Camera body – Nikon D5 | Lens – Nikkor 70-200mm F2.8 | Shutter speed – 1/320th of a second | Aperture – F4 | ISO – 400

This is a rare shot of Lewis Hamilton because usually when he’s in the garage, it’s rare that we get a shot of him without his helmet on. This was on Thursday during the pit lane walk, there were lots of fans around and then I heard some noise from outside the Mercedes garage. I wondered what it was, so went over and there was Lewis during a seat fitting — something we don’t often get pictures of him doing. It’s a shot I’m always trying to get, of all the drivers, as it creates a really nice image of man and machine.

Lewis Fans

Camera body – Nikon D5 | Lens – Nikkor 10.5mm Fisheye | Shutter speed – 1/320th of a second | Aperture – F6.3 | ISO – 400

They love Lewis Hamilton in America — he’s super popular and this was actually the view facing away from the podium. I heard lots of “Lewis, Lewis” chants and behind me there’s this huge group of fans there. I decided to switch to a fisheye lens for this one and I think it captures the crowd best. F1 needs more races where there are passionate fans in large numbers and Austin is one of them.

Hola, Mexico

Camera Body – Nikon D5 | Lens – Nikkor 24-70mm F2.8 | Shutter speed – 1/250 of a second | Aperture – F8 | ISO – 400

Esteban Gutierrez loved his first Mexican Grand Prix. He and Sergio Perez were the star attractions throughout the weekend — Perez seemed a bit more used to it after last year but Gutierrez was lapping up all the attention he could, and why not?
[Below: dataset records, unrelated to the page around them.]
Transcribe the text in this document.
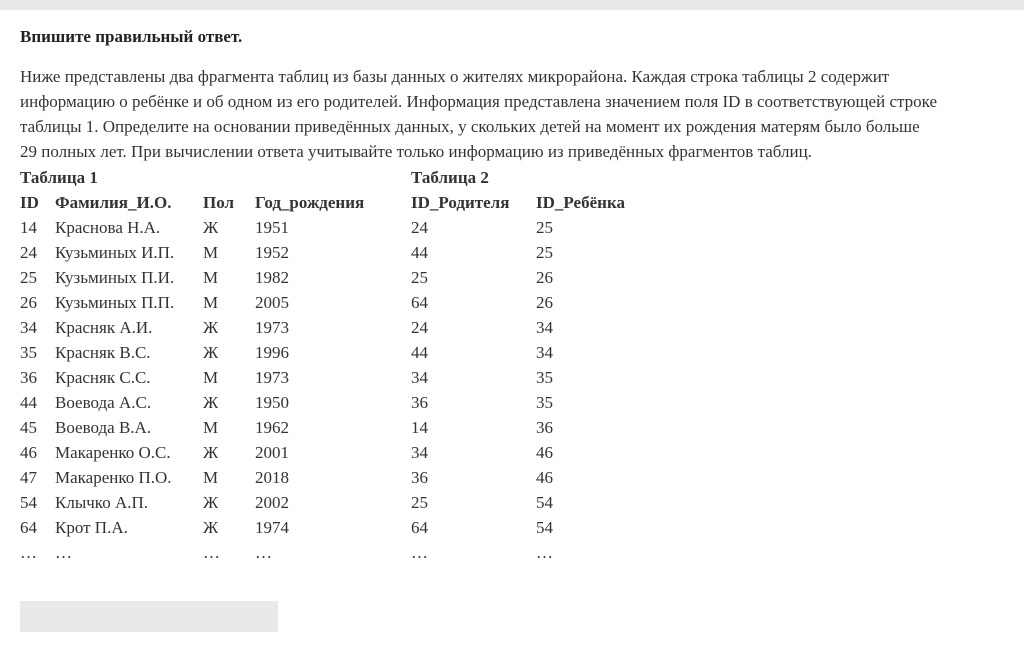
Впишите правильный ответ.

Ниже представлены два фрагмента таблиц из базы данных о жителях микрорайона. Каждая строка таблицы 2 содержит

информацию о ребёнке и об одном из его родителей. Информация представлена значением поля ID в соответствующей строке

таблицы 1. Определите на основании приведённых данных, у скольких детей на момент их рождения матерям было больше

29 полных лет. При вычислении ответа учитывайте только информацию из приведённых фрагментов таблиц.

Таблица 1			
ID	Фамилия_И.О.	Пол	Год_рождения
14	Краснова Н.А.	Ж	1951
24	Кузьминых И.П.	М	1952
25	Кузьминых П.И.	М	1982
26	Кузьминых П.П.	М	2005
34	Красняк А.И.	Ж	1973
35	Красняк В.С.	Ж	1996
36	Красняк С.С.	М	1973
44	Воевода А.С.	Ж	1950
45	Воевода В.А.	М	1962
46	Макаренко О.С.	Ж	2001
47	Макаренко П.О.	М	2018
54	Клычко А.П.	Ж	2002
64	Крот П.А.	Ж	1974
…	…	…	…
Таблица 2	
ID_Родителя	ID_Ребёнка
24	25
44	25
25	26
64	26
24	34
44	34
34	35
36	35
14	36
34	46
36	46
25	54
64	54
…	…
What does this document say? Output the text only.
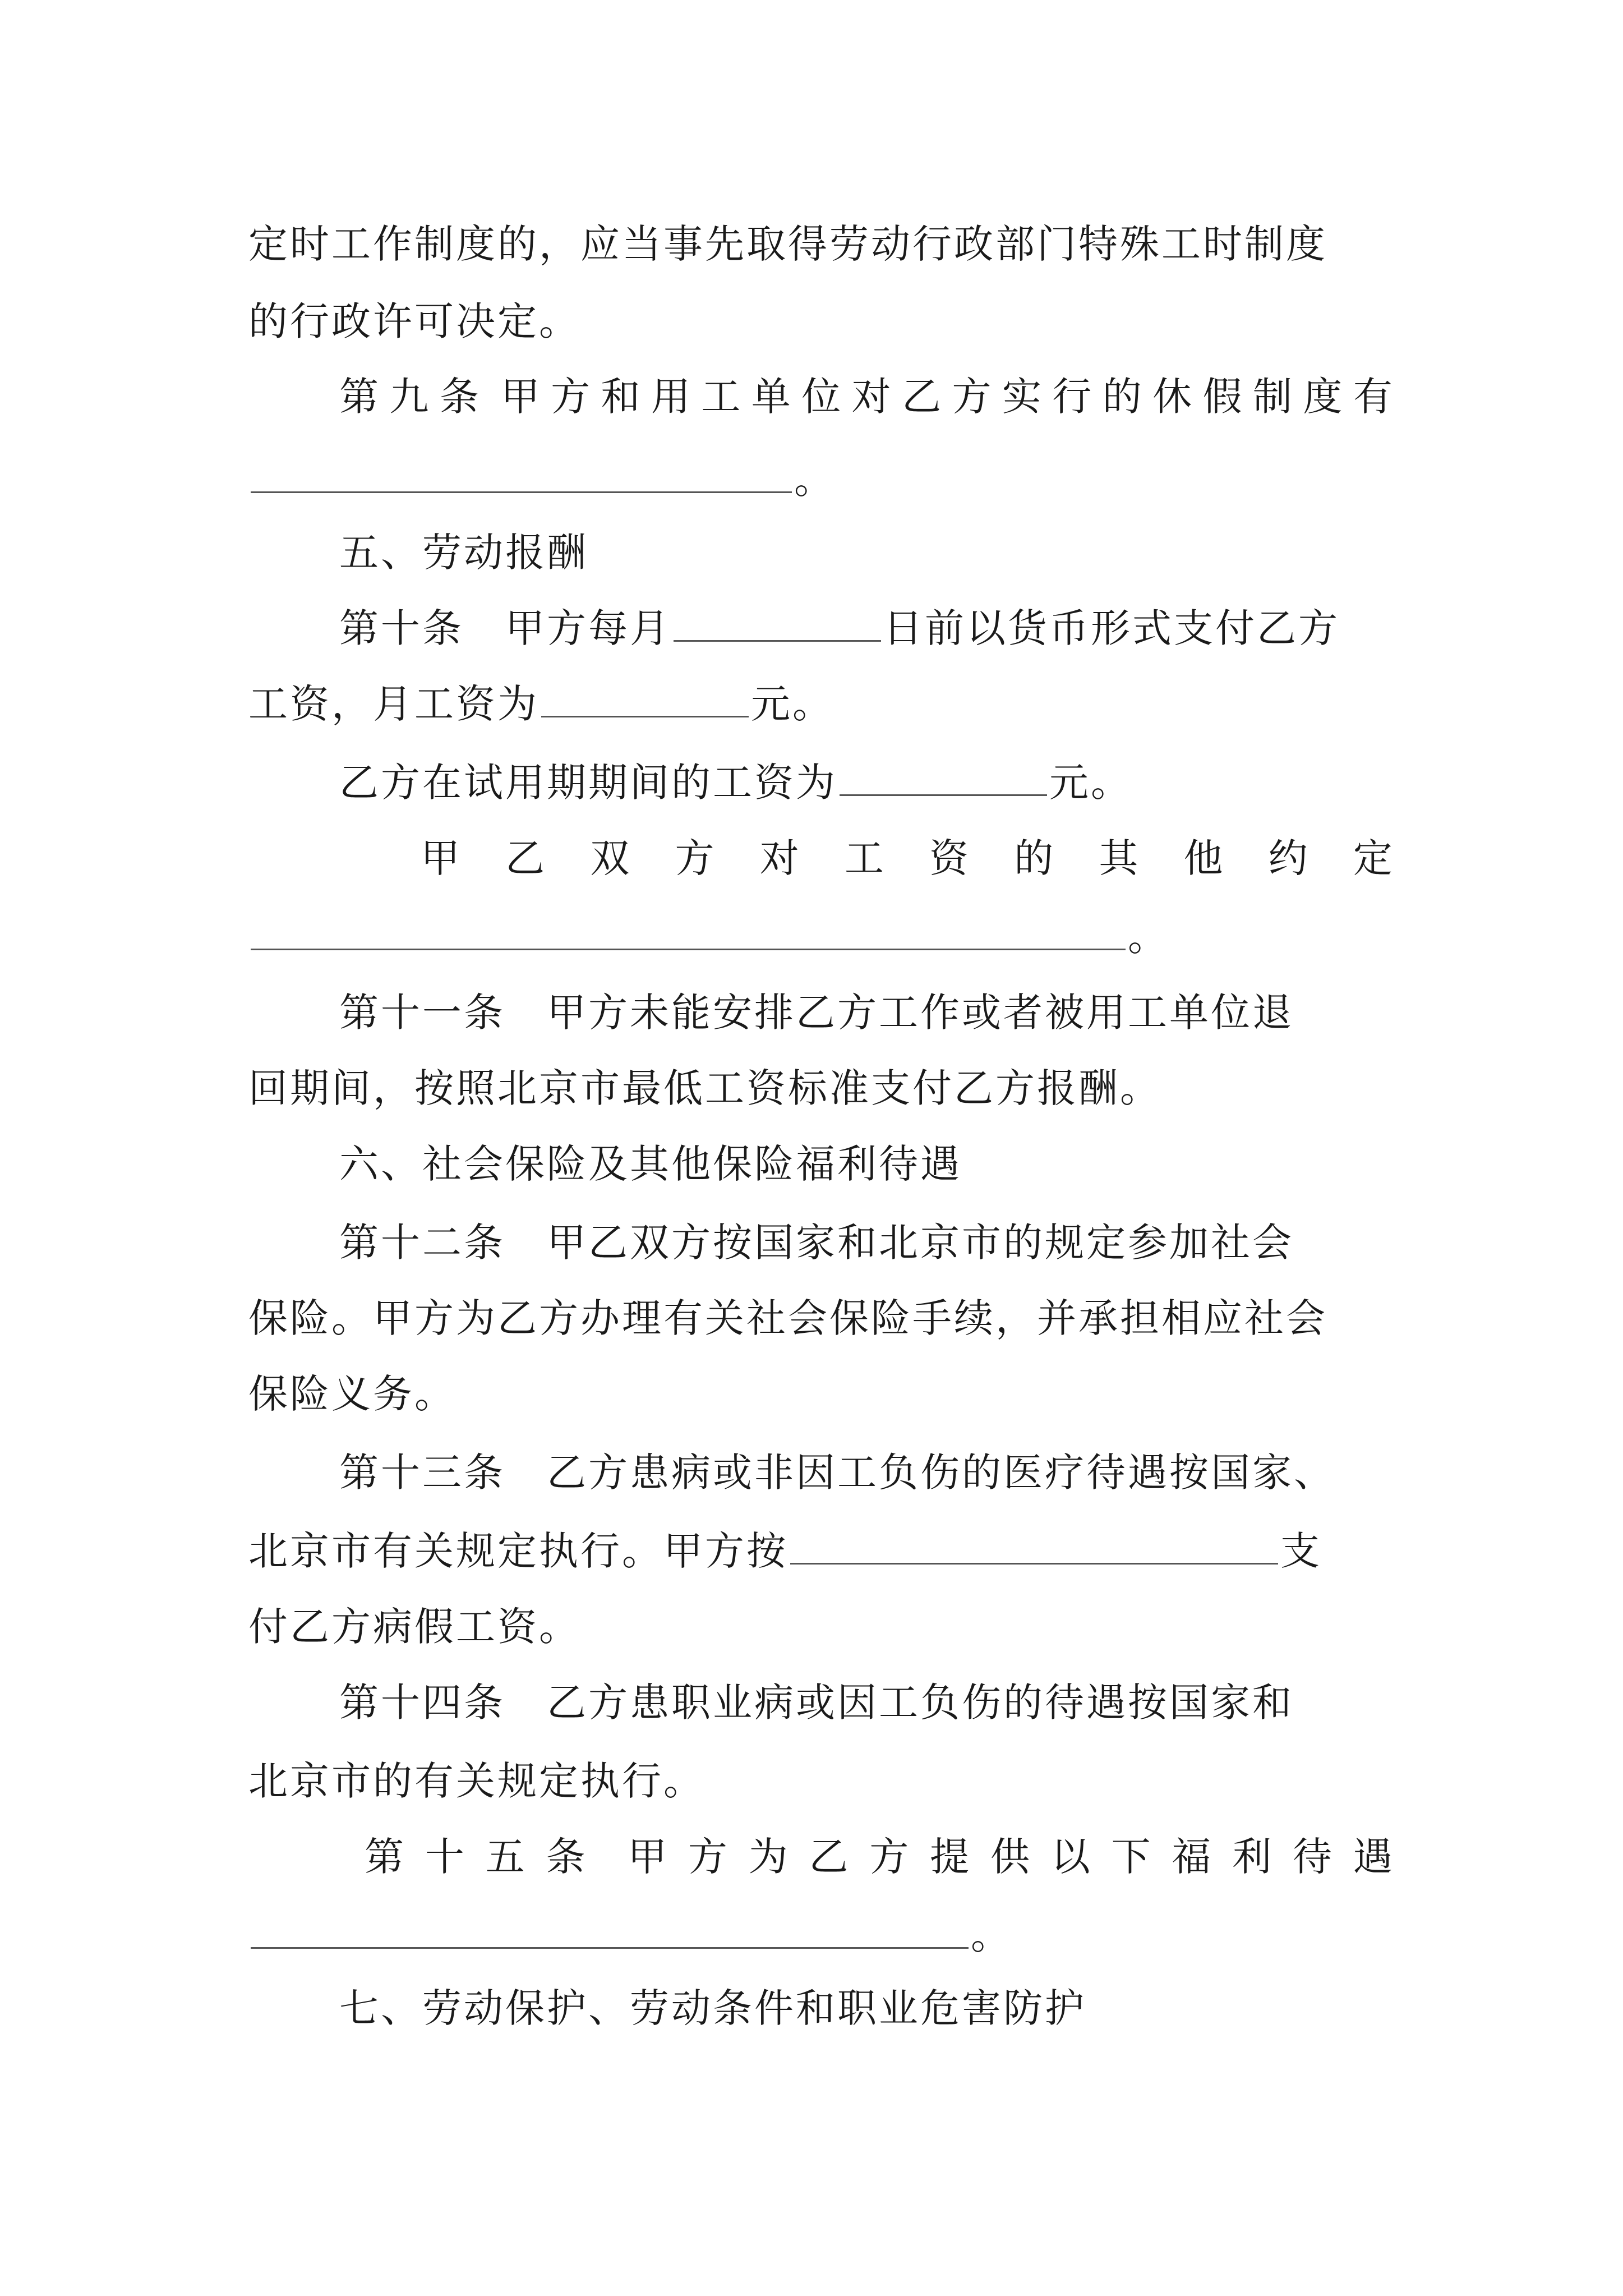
定时工作制度的，应当事先取得劳动行政部门特殊工时制度
的行政许可决定。
第 九 条 甲 方 和 用 工 单 位 对 乙 方 实 行 的 休 假 制 度 有
。
五、劳动报酬
第十条　甲方每月	日前以货币形式支付乙方
工资，月工资为	元。
乙方在试用期期间的工资为	元。
甲 乙 双 方 对 工 资 的 其 他 约 定
。
第十一条　甲方未能安排乙方工作或者被用工单位退
回期间，按照北京市最低工资标准支付乙方报酬。
六、社会保险及其他保险福利待遇
第十二条　甲乙双方按国家和北京市的规定参加社会
保险。甲方为乙方办理有关社会保险手续，并承担相应社会
保险义务。
第十三条　乙方患病或非因工负伤的医疗待遇按国家、
北京市有关规定执行。甲方按	支
付乙方病假工资。
第十四条　乙方患职业病或因工负伤的待遇按国家和
北京市的有关规定执行。
第 十 五 条 甲 方 为 乙 方 提 供 以 下 福 利 待 遇
。
七、劳动保护、劳动条件和职业危害防护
This was actually just after the national anthem, usually they usher you off the grid at this point and as this was happening I looked to the side of the circuit and Gutierrez was there firing up the fans and doing a little bow. It must be truly special for these guys when they have home support and I thought it was a nice moment before the race that the FOM cameras might not have caught.

Lewis’ Lucky Escape

Camera – Nikon D5 |Lens – Nikkor 200-400mm F4 | Shutter speed – 1/1000th of a second | Aperture – F6.3 | ISO – 400

This is me stood at Turn 1, facing the long pit straight. I think this gives a good indication of just how early Hamilton locked up — he obviously went straight on and missed the Turn 2 apex completely. He clearly had a big issue with his brakes there and the chat after was all about whether he’d gained an advantage, but whatever way you look at it, he was lucky to have come out of Turn 1 unscathed. I didn’t actually see what happened through the corner as, when you’re stationed here, your view is actually restricted somewhat — I heard the crowd reacting to Hamilton going off and Nico Rosberg and Max Verstappen coming together, but was still shooting the back of the field coming through knowing we had a guy stood with a better view of the chicane on the other side.